Augmented Reality with assemblies from the inCAD Library


Augmented Reality (AR) combines computer-generated information with direct depictions of reality. The latter are usually live recordings from cameras in smartphones or tablets, in which texts, symbols or objects are shown. Glasses have also been developed with similar functions (e.g. "Google Glass"), but have not managed to catch on up to now.

The intent and purpose of AR generally is to enhance real images with further information. For instance, monuments are enhanced with background information about their creator, navigation devices provide tips on nearby popular destinations or enhanced directions on motorway junctions.

AR can be deployed in virtually all areas of every-day life. A fundamental aspect is always the combination of visual information with positioning, also known as tracking. In the simplest case, the AR app makes use of GPS data from the smartphone or tablet to depict enhanced reality, in the case of monuments or historical buildings this often involves an object on which a QR code is attached. The app evaluates it, connects to the ER server via the Internet, retrieves the respective additional information and displays it on the smartphone or tablet display.

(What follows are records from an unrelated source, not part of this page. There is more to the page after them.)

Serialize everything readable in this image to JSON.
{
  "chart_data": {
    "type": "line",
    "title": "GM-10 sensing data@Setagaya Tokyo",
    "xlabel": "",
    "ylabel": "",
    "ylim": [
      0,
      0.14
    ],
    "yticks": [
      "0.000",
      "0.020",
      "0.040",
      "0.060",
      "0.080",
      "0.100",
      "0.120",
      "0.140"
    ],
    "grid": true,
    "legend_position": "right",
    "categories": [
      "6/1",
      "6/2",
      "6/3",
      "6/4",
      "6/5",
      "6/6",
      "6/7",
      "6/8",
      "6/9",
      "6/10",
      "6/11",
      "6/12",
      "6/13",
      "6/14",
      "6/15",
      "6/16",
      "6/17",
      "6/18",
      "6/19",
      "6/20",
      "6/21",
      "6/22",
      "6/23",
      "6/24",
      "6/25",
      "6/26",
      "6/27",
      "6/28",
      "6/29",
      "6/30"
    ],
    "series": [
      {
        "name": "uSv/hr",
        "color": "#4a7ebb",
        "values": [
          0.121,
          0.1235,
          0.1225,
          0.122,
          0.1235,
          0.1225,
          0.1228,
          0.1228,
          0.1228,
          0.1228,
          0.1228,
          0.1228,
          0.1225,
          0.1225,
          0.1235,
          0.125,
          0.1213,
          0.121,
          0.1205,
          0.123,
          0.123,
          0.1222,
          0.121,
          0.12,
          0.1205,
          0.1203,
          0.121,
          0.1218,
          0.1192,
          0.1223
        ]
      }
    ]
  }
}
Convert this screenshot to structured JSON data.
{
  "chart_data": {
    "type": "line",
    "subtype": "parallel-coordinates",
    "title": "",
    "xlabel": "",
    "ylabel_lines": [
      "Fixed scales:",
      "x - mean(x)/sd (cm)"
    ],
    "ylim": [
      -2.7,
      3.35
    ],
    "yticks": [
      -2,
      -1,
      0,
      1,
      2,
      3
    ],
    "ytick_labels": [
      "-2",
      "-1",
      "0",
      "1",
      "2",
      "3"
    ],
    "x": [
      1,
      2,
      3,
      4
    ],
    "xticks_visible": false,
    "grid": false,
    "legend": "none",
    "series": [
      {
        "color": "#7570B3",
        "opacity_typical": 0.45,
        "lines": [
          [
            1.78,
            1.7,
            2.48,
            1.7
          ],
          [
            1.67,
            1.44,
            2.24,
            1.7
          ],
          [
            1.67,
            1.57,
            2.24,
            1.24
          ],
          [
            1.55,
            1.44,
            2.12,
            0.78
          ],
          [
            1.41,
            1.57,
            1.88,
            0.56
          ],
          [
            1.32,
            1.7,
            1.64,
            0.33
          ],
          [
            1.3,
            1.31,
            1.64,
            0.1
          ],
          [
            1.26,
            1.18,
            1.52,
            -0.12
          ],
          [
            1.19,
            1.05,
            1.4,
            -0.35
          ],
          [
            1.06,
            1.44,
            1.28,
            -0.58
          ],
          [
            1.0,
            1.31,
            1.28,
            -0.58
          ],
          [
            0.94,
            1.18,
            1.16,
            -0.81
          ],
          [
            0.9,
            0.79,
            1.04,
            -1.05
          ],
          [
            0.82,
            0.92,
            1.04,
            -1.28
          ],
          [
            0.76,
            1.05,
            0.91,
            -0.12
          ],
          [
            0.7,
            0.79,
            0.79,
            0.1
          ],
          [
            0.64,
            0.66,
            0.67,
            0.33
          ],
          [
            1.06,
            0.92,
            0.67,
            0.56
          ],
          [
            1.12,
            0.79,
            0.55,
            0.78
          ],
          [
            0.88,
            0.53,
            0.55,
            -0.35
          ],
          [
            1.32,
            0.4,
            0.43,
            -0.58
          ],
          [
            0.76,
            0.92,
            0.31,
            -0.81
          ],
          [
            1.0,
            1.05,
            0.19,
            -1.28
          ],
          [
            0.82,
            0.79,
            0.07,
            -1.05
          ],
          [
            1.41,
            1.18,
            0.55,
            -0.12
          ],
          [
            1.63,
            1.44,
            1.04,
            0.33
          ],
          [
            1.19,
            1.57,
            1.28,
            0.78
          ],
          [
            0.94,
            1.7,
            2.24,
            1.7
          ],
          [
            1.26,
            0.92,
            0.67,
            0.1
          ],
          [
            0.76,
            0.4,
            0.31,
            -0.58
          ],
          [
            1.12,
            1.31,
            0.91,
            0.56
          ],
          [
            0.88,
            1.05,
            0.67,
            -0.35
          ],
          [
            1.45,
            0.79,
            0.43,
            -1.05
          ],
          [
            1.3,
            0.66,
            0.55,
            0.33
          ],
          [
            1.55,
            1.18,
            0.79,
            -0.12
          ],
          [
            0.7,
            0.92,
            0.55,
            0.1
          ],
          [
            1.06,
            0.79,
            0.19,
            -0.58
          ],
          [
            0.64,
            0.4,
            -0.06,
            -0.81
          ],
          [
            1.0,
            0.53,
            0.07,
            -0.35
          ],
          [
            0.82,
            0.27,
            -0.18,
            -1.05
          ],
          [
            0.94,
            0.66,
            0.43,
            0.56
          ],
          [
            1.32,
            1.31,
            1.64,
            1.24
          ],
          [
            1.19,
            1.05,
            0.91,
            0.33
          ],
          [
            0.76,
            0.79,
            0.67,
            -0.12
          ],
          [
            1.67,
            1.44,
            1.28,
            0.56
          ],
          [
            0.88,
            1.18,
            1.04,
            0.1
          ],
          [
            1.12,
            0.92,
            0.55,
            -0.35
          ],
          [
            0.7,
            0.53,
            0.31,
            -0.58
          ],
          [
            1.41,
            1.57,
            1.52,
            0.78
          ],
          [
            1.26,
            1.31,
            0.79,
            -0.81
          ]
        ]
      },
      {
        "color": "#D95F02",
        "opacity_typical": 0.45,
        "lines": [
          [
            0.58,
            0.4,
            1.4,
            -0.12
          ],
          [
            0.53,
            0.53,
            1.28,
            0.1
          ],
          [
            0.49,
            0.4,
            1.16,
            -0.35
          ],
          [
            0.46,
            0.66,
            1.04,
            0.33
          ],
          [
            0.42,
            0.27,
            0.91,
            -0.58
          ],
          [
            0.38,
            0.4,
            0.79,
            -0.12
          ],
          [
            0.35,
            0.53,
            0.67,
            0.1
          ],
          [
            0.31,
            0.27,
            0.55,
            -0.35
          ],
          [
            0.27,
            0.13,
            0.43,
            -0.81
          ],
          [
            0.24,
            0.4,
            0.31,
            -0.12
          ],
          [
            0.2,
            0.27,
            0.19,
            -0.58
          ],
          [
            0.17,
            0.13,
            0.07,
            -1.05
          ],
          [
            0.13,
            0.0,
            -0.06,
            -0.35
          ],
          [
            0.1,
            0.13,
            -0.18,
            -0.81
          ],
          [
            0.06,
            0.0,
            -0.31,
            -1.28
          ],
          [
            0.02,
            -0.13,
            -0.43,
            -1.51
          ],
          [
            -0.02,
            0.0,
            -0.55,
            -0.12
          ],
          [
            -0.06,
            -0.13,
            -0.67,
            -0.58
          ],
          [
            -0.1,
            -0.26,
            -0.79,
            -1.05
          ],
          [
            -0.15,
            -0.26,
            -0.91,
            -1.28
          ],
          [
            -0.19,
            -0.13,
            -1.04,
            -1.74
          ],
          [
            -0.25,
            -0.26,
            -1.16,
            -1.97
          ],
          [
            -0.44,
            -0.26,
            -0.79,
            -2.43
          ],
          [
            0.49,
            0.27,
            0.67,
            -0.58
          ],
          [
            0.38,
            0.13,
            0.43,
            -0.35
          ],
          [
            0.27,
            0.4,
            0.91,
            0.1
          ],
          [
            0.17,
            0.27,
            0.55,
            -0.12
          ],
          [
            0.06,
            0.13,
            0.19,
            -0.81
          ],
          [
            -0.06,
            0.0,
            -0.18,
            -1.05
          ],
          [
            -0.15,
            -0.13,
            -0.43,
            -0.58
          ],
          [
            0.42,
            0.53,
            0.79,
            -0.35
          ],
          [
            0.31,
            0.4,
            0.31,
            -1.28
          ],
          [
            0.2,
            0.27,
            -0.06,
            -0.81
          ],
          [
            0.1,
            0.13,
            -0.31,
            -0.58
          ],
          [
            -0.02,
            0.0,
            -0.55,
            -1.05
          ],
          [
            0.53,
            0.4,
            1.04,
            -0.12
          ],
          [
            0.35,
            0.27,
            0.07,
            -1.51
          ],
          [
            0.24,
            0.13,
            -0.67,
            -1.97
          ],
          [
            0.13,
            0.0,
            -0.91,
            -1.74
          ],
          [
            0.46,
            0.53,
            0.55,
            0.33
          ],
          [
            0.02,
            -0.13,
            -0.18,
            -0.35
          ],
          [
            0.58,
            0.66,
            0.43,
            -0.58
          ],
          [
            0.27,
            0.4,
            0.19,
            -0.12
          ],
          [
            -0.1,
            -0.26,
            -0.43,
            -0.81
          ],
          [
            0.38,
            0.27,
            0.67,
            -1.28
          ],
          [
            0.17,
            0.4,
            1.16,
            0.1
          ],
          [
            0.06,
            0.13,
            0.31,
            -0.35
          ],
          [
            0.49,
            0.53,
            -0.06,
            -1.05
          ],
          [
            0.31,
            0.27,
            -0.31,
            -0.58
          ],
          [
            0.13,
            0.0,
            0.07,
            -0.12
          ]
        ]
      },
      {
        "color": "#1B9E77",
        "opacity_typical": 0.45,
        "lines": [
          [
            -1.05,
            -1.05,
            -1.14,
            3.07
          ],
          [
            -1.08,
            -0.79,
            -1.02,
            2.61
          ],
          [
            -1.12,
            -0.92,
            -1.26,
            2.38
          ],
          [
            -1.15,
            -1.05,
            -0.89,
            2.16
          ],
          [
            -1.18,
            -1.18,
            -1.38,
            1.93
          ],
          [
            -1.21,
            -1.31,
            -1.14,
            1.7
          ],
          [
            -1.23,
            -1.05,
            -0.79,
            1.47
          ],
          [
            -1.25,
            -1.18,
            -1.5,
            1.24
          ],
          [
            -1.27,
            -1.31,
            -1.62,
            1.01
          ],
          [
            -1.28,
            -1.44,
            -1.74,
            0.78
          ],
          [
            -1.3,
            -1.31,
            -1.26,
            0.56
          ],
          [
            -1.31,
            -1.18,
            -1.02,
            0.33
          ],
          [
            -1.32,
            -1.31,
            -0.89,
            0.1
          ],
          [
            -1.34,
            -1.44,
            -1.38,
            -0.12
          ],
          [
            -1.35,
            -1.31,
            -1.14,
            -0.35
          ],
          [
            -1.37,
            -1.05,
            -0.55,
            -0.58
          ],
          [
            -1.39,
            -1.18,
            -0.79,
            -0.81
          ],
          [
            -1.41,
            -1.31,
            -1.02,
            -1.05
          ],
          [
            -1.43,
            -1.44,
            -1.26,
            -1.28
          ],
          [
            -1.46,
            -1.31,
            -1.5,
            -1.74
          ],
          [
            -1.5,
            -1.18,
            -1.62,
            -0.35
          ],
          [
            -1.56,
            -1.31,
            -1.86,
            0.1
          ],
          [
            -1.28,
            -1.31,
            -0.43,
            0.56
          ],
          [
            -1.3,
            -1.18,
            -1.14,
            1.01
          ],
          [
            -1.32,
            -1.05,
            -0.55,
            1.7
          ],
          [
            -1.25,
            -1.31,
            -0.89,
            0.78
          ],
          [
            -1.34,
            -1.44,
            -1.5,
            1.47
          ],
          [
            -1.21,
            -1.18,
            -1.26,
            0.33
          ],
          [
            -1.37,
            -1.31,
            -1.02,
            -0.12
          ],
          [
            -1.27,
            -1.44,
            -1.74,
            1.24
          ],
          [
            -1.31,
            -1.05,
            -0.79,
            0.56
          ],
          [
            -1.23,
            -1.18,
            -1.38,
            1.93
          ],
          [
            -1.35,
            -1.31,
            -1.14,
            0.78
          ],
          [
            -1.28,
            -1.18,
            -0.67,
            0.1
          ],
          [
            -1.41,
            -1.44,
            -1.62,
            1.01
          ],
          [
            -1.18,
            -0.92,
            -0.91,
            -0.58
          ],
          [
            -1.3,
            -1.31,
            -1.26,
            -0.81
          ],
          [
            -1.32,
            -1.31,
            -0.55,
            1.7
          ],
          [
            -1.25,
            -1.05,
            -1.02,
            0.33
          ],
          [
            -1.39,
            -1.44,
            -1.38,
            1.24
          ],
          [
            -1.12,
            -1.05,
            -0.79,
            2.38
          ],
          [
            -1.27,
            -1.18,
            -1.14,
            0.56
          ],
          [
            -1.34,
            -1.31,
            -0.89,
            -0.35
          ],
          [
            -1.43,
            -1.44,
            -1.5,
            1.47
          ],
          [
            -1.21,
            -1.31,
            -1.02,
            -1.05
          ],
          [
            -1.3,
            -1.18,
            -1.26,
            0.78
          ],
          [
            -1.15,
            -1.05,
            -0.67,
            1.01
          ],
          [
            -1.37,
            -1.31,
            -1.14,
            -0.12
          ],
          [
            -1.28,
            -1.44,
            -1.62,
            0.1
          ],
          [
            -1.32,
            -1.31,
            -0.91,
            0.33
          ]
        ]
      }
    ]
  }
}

Combining reality and virtuality for industry

AR is already being used for industrial purposes for some years now, for instance to assist in performing complex maintenance tasks. For this purpose, the respective parts of a device are equipped with readable matrix codes and the technician sees the respective work instructions in the display. A very sophisticated form of AR can frequently be seen at trade fairs or customer presentations: The visual combination of the real environment with virtual objects.

Furniture can be arranged in living rooms to be able to better assess their appearance or devices can be virtually integrated into existing machine rooms. All you need for presentations such as this, is a high-performance smartphone or tablet, 3D data of the virtual object, as well as an AR app, e.g. the price-effective product "eDrawings" by Solid Solutions, a company of the Bechtle Group.

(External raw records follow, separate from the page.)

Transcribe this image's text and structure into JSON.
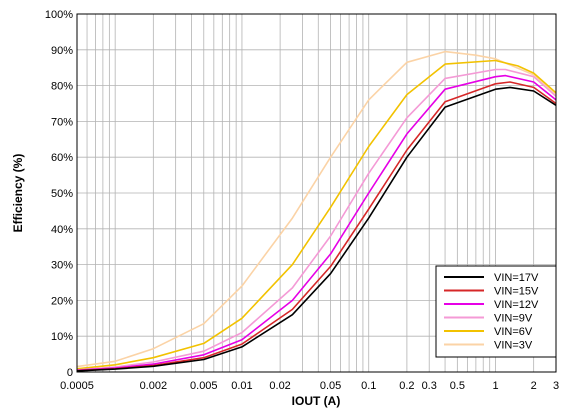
{
  "chart_data": {
    "type": "line",
    "xlabel": "IOUT (A)",
    "ylabel": "Efficiency (%)",
    "x_scale": "log",
    "xlim": [
      0.0005,
      3
    ],
    "ylim": [
      0,
      100
    ],
    "grid": true,
    "legend_position": "bottom-right",
    "x_ticks": [
      {
        "value": 0.0005,
        "label": "0.0005"
      },
      {
        "value": 0.002,
        "label": "0.002"
      },
      {
        "value": 0.005,
        "label": "0.005"
      },
      {
        "value": 0.01,
        "label": "0.01"
      },
      {
        "value": 0.02,
        "label": "0.02"
      },
      {
        "value": 0.05,
        "label": "0.05"
      },
      {
        "value": 0.1,
        "label": "0.1"
      },
      {
        "value": 0.2,
        "label": "0.2"
      },
      {
        "value": 0.3,
        "label": "0.3"
      },
      {
        "value": 0.5,
        "label": "0.5"
      },
      {
        "value": 1,
        "label": "1"
      },
      {
        "value": 2,
        "label": "2"
      },
      {
        "value": 3,
        "label": "3"
      }
    ],
    "y_ticks": [
      {
        "value": 0,
        "label": "0"
      },
      {
        "value": 10,
        "label": "10%"
      },
      {
        "value": 20,
        "label": "20%"
      },
      {
        "value": 30,
        "label": "30%"
      },
      {
        "value": 40,
        "label": "40%"
      },
      {
        "value": 50,
        "label": "50%"
      },
      {
        "value": 60,
        "label": "60%"
      },
      {
        "value": 70,
        "label": "70%"
      },
      {
        "value": 80,
        "label": "80%"
      },
      {
        "value": 90,
        "label": "90%"
      },
      {
        "value": 100,
        "label": "100%"
      }
    ],
    "series": [
      {
        "name": "VIN=17V",
        "color": "#000000",
        "points": [
          [
            0.0005,
            0.3
          ],
          [
            0.001,
            0.8
          ],
          [
            0.002,
            1.6
          ],
          [
            0.005,
            3.5
          ],
          [
            0.01,
            7.0
          ],
          [
            0.025,
            16.0
          ],
          [
            0.05,
            27.5
          ],
          [
            0.1,
            43.0
          ],
          [
            0.2,
            60.0
          ],
          [
            0.4,
            74.0
          ],
          [
            1.0,
            79.0
          ],
          [
            1.3,
            79.5
          ],
          [
            2.0,
            78.5
          ],
          [
            3.0,
            74.5
          ]
        ]
      },
      {
        "name": "VIN=15V",
        "color": "#d62728",
        "points": [
          [
            0.0005,
            0.4
          ],
          [
            0.001,
            0.9
          ],
          [
            0.002,
            1.8
          ],
          [
            0.005,
            4.0
          ],
          [
            0.01,
            7.8
          ],
          [
            0.025,
            17.5
          ],
          [
            0.05,
            29.5
          ],
          [
            0.1,
            45.5
          ],
          [
            0.2,
            62.0
          ],
          [
            0.4,
            75.5
          ],
          [
            1.0,
            80.5
          ],
          [
            1.3,
            81.0
          ],
          [
            2.0,
            79.5
          ],
          [
            3.0,
            75.0
          ]
        ]
      },
      {
        "name": "VIN=12V",
        "color": "#e600e6",
        "points": [
          [
            0.0005,
            0.5
          ],
          [
            0.001,
            1.1
          ],
          [
            0.002,
            2.2
          ],
          [
            0.005,
            4.8
          ],
          [
            0.01,
            9.0
          ],
          [
            0.025,
            20.0
          ],
          [
            0.05,
            33.0
          ],
          [
            0.1,
            50.0
          ],
          [
            0.2,
            66.5
          ],
          [
            0.4,
            79.0
          ],
          [
            1.0,
            82.5
          ],
          [
            1.2,
            82.8
          ],
          [
            2.0,
            81.0
          ],
          [
            3.0,
            76.0
          ]
        ]
      },
      {
        "name": "VIN=9V",
        "color": "#f49ad6",
        "points": [
          [
            0.0005,
            0.6
          ],
          [
            0.001,
            1.4
          ],
          [
            0.002,
            2.8
          ],
          [
            0.005,
            5.8
          ],
          [
            0.01,
            11.0
          ],
          [
            0.025,
            23.5
          ],
          [
            0.05,
            38.0
          ],
          [
            0.1,
            55.5
          ],
          [
            0.2,
            71.0
          ],
          [
            0.4,
            82.0
          ],
          [
            1.0,
            84.5
          ],
          [
            1.2,
            84.5
          ],
          [
            2.0,
            82.5
          ],
          [
            3.0,
            77.0
          ]
        ]
      },
      {
        "name": "VIN=6V",
        "color": "#f2c200",
        "points": [
          [
            0.0005,
            0.9
          ],
          [
            0.001,
            2.0
          ],
          [
            0.002,
            4.0
          ],
          [
            0.005,
            8.0
          ],
          [
            0.01,
            15.0
          ],
          [
            0.025,
            30.0
          ],
          [
            0.05,
            46.0
          ],
          [
            0.1,
            63.0
          ],
          [
            0.2,
            77.5
          ],
          [
            0.4,
            86.0
          ],
          [
            1.0,
            87.0
          ],
          [
            1.5,
            85.5
          ],
          [
            2.0,
            83.5
          ],
          [
            3.0,
            78.0
          ]
        ]
      },
      {
        "name": "VIN=3V",
        "color": "#fbd3a6",
        "points": [
          [
            0.0005,
            1.5
          ],
          [
            0.001,
            3.0
          ],
          [
            0.002,
            6.5
          ],
          [
            0.005,
            13.5
          ],
          [
            0.01,
            24.0
          ],
          [
            0.025,
            43.0
          ],
          [
            0.05,
            60.0
          ],
          [
            0.1,
            76.0
          ],
          [
            0.2,
            86.5
          ],
          [
            0.4,
            89.5
          ],
          [
            0.7,
            88.5
          ],
          [
            1.0,
            87.5
          ],
          [
            2.0,
            83.0
          ],
          [
            3.0,
            77.5
          ]
        ]
      }
    ]
  }
}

This software makes it possible to embed 3D data - preferably from SolidWorks - into real surroundings in correct perspective. The inCAD Library by MISUMI offers practical help to this end. Especially if you want to optically incorporate planned and more or less standardized assemblies in an existing machine structure. Of course, you can build a 3D object anywhere, whether on your desk or at the beach. Every movement of the smartphone or tablet, and thus each change of the perspective, is directly transferred to the 3D object, perspective depiction is even impeccable if you scale the object to an extreme extent.

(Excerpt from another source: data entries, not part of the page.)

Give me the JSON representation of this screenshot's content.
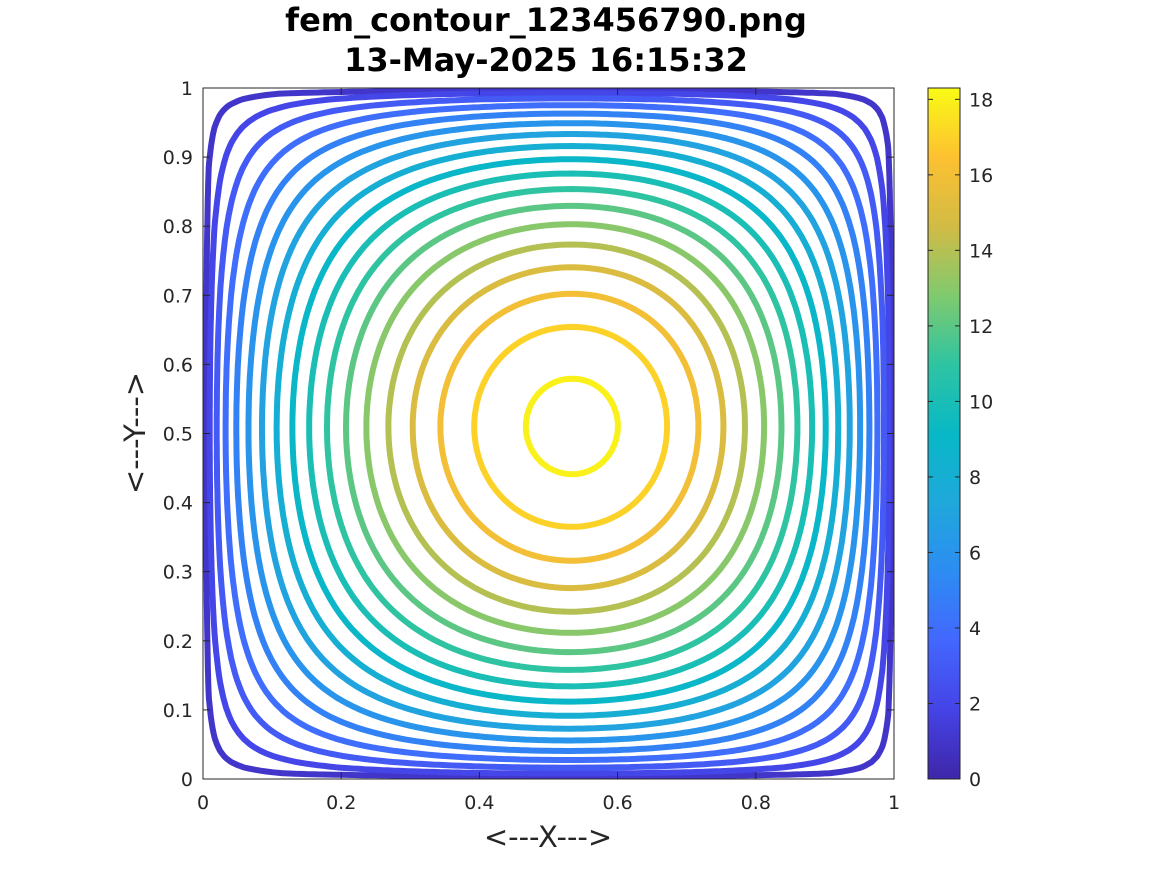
{
  "chart_data": {
    "type": "contour",
    "title_line1": "fem_contour_123456790.png",
    "title_line2": "13-May-2025 16:15:32",
    "xlabel": "<---X--->",
    "ylabel": "<---Y--->",
    "xlim": [
      0,
      1
    ],
    "ylim": [
      0,
      1
    ],
    "xticks": [
      "0",
      "0.2",
      "0.4",
      "0.6",
      "0.8",
      "1"
    ],
    "yticks": [
      "0",
      "0.1",
      "0.2",
      "0.3",
      "0.4",
      "0.5",
      "0.6",
      "0.7",
      "0.8",
      "0.9",
      "1"
    ],
    "colorbar": {
      "colormap": "parula",
      "range": [
        0,
        18.3
      ],
      "ticks": [
        "0",
        "2",
        "4",
        "6",
        "8",
        "10",
        "12",
        "14",
        "16",
        "18"
      ]
    },
    "peak": {
      "x": 0.63,
      "y": 0.55,
      "value": 18.3
    },
    "contour_levels": [
      1,
      2,
      3,
      4,
      5,
      6,
      7,
      8,
      9,
      10,
      11,
      12,
      13,
      14,
      15,
      16,
      17,
      18
    ]
  }
}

A sheet of paper, the so-called "Global Marker" makes this impressive augmented reality possible.  It can be directly printed in "eDrawings" and is placed where the virtual object is to appear.  The marker depicts a positioning matrix for the X and Y axis, the app recognizes the perspective distortion of the marker by means of the camera image and thus the spatial position of the camera. The displayed 3D object is then adjusted virtually in realtime.